When I went out to see him the next day, there was a memorial set up for him.

I still miss him.

But I oppose doctor-assisted suicide.
All you have to do is look at Dr. Walter Vandereycken, a Belgian psychiatrist considered the world's greatest expert on anorexia nervosa.

In 2007, one of his patients reported that he'd been having sex with his female patients for decades.
Before she could testify against him, another psychiatrist euthanized her for depression, which was illegal at the time in Belgium but suddenly became legal.

Every single state and country that offers doctor-assisted suicide ends up with doctors murdering patients.
This is because a mentally sound doctor is there to HELP as much as possible.

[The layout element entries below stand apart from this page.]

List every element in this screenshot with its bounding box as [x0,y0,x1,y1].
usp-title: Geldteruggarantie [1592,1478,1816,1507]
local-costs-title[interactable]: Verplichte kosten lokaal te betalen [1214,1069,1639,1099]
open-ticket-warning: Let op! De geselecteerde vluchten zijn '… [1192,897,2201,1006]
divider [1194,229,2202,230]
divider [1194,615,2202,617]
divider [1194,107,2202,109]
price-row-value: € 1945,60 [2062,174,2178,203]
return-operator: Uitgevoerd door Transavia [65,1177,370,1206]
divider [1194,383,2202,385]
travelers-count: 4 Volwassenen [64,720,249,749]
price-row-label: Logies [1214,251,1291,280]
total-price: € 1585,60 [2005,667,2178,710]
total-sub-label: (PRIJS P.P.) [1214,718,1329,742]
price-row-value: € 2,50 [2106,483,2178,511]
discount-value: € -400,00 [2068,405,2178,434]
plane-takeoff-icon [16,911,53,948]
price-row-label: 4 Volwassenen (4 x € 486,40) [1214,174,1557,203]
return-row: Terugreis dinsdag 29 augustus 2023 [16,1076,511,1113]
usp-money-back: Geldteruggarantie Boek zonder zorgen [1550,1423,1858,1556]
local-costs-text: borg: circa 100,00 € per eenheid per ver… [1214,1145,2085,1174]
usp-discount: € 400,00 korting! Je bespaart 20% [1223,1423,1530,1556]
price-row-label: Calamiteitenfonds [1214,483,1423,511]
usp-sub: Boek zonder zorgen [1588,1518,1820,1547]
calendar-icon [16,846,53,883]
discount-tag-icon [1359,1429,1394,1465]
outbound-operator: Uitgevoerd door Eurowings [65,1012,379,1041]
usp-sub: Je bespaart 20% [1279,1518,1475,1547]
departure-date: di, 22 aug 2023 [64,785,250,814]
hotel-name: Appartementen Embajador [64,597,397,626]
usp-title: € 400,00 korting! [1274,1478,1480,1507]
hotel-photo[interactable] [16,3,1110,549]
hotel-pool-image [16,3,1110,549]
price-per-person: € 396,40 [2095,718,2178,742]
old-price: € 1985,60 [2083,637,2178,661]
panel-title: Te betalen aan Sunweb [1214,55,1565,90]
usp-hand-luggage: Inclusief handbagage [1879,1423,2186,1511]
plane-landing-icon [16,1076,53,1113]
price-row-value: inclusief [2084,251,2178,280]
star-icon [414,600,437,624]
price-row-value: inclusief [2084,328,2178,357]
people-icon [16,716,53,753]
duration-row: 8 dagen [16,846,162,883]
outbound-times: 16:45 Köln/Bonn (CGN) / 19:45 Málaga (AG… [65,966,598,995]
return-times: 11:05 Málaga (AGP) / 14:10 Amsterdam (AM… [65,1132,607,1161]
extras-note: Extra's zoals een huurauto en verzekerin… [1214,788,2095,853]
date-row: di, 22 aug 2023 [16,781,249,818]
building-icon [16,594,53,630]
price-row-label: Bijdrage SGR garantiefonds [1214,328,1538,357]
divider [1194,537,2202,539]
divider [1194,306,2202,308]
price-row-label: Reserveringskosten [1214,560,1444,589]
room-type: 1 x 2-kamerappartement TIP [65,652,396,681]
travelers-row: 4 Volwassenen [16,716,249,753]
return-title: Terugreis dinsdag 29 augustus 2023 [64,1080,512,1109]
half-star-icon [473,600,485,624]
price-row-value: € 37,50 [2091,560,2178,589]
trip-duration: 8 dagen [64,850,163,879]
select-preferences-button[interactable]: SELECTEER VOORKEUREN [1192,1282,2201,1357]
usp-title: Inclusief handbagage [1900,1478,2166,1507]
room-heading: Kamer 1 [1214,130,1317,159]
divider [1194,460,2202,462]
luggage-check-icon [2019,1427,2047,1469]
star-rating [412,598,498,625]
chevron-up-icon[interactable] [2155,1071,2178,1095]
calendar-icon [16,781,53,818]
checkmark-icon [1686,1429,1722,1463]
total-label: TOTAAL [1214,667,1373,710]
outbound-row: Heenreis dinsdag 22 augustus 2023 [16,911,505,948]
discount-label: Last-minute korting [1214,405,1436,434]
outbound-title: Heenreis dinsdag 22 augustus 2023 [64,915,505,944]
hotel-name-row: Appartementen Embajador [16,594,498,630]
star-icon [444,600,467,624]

No doctor should WANT to euthanize patients.

The answer is to provide hospice care that essentially has no limits to the preventing of suffering. Palliative care.
When my father went into hospice, they explained that the hospice never withholds food or water. As long as the patients wants them, they're given.

We were asked if we wanted to put a PICC line into my father to feed him after he began refusing food, but we declined.
"He'll refuse food because he no longer feels hunger pangs. And he'll refuse water when his kidneys shut down," we were told.

BUT.

We could have essentially kept him alive for months.

Nobody pressured us one way or the other.